Э, вот оно что. Он — фантазер! Если бы майор Кияшко послушал то, что Сидорчук рассказывал вчера про маслины, майор бы немедленно окрестил его «шведской спичкой». Вот откуда у Сергея симпатия и жалость к этому человеку…
Умывальник находился во дворе. Чтобы попасть к нему, нужно было спуститься со второго этажа по запасной лестнице. Двери внизу закрывались на ночь изнутри на массивный крючок. Прежде чем приступить к умыванию, Сергей сделал утреннюю зарядку и хорошо осмотрел небольшой двор, загороженный высокой глухой кирпичной стеной. В одном месте стена треснула и почти до половины была разрушена. Лаз! Итак, Смирнов, не тревожа спящую дежурную, мог спокойно выйти из гостиницы и, так же никем не замеченный, вернуться на свое место после ночной прогулки по городу… И Сергей снова вспомнил младшего лейтенанта милиции с испуганными глазами. Старик-сторож играет по ночам на рояле… Нет ли тут какой-либо связи? Несомненно, рассказ мальчика зажег фантазию Сидорчука. Он-то, Сидорчук, тайно убежден, что с дедом Ильком неладно, но не решается уверенно высказать свою мысль, так как боится, что его подымут на смех. Нет, даже фантазией брезгать нельзя. Музыка и маслины! Если бы ко всему этому старик тайком тянул по ночам коньячок… Очень заманчивая версия! Надо попытать счастья…
До условленной встречи с Сидорчуком оставалось много времени, и Сергей решил использовать это время для осмотра города. Он пошел по центральной площади, заглянул на базар, купил яблок и, не раздумывая над своим маршрутом, зашагал по первой попавшейся улице. Вскоре кирпичные дома начали попадаться все реже и реже, их сменили обыкновенные хаты, а за хатами показались черные вспаханные поля, покрытые мелкими кучками навоза.

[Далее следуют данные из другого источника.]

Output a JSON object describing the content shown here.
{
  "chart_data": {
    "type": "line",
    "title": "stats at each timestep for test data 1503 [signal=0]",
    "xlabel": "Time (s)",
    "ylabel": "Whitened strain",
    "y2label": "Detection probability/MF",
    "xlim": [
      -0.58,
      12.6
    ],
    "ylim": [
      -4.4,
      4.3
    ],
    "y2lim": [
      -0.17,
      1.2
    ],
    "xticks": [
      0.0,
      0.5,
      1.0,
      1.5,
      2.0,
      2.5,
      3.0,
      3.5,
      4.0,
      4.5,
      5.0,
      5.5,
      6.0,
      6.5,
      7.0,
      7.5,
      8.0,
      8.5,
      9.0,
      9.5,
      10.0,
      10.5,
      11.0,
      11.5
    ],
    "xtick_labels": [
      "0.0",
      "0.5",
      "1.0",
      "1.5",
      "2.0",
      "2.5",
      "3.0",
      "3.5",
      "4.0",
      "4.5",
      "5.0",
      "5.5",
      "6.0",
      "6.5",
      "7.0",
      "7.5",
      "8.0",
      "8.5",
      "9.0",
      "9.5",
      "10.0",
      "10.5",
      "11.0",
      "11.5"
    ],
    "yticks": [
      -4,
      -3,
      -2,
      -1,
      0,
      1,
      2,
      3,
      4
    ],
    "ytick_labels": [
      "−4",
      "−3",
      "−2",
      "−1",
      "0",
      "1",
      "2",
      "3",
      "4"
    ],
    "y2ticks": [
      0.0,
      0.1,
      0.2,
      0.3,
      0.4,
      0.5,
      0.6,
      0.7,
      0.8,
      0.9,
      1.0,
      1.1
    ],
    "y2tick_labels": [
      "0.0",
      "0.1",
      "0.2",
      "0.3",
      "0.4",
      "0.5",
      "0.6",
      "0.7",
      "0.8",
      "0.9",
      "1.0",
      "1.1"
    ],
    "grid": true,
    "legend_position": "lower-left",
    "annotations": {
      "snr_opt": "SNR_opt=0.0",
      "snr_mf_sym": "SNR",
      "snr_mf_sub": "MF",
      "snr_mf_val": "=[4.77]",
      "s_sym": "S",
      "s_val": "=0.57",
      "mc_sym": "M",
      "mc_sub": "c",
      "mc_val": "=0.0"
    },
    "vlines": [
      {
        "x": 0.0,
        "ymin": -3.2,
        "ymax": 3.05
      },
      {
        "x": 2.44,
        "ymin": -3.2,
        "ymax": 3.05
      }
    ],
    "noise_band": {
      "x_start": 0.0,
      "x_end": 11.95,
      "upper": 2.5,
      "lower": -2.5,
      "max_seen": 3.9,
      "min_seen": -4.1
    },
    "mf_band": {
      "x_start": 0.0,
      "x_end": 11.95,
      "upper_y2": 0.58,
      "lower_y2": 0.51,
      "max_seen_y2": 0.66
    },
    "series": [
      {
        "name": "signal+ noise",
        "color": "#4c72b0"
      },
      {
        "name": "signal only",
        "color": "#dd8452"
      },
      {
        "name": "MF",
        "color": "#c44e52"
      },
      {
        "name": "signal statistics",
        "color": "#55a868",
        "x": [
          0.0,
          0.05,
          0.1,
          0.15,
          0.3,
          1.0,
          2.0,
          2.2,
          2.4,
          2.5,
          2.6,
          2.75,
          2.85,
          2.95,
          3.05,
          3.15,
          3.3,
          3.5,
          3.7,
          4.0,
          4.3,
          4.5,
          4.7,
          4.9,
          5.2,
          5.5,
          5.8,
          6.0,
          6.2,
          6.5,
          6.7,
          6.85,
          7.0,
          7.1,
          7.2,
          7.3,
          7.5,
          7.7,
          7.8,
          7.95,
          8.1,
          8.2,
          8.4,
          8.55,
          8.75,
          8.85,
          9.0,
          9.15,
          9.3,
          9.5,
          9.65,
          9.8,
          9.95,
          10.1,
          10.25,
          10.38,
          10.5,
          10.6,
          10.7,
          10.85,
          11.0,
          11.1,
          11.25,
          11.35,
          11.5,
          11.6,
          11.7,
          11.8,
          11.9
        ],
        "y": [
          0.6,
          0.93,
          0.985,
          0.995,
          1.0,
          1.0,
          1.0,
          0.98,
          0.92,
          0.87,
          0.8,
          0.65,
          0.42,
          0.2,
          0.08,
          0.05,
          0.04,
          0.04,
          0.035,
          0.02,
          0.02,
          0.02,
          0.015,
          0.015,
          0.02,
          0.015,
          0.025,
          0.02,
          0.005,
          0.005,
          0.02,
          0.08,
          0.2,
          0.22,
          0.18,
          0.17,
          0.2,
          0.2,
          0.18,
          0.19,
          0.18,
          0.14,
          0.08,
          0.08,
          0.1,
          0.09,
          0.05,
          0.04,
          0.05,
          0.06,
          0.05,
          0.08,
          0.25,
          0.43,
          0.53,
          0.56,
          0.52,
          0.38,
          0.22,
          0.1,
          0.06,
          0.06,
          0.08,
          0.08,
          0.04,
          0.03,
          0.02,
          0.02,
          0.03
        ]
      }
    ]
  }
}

У деревянного мостика, переброшенного через маленькую речушку, Рубцов встретил какого-то высокого, лохматого старика, толкавшего перед собой пустую, испачканную навозом тележку на двух железных колесах. Старик шел быстро, широко ставя ноги в старых продырявленных ботинках. Порванный ватник был расстегнут и обнажал его богатырскую грудь, бородатое лицо дышало здоровьем. Поравнявшись с Сергеем, старик взглянул на него смеющимися голубовато-ясными, с какой-то веселой сумасшедчинкой глазами и глуповато-добродушно осклабился щербатым ртом.

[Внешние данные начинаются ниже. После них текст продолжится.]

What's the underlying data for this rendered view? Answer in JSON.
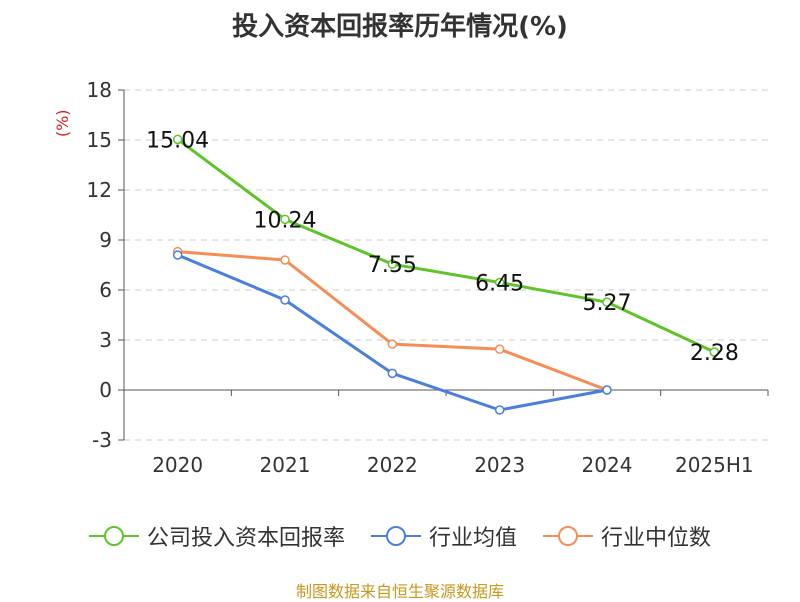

Пройдя несколько шагов, Сергей невольно оглянулся. Старик с тележкой сворачивал в переулок. Там, за хатами, виднелось большое, похожее на склад, двухэтажное здание, покрытое белой оцинкованной жестью. На крыше развевался красный флаг. «Дом культуры. Этот старик с тачкой — сторож, дед Илько», — пронеслось в голове Сергея. Он дошел до моста, закурил и облокотился на перила. Неожиданная встреча взволновала его больше, чем он мог предполагать. «Каков старик! — не без восхищения думал Сергей. — Если бы мне в шестьдесят лет такое завидное здоровье… Впрочем, почему шестьдесят? А ну сбрейте деду Илько бороду, подстригите его, оденьте на него приличный костюм… Дед занятный, дед заслуживает пристального внимания…»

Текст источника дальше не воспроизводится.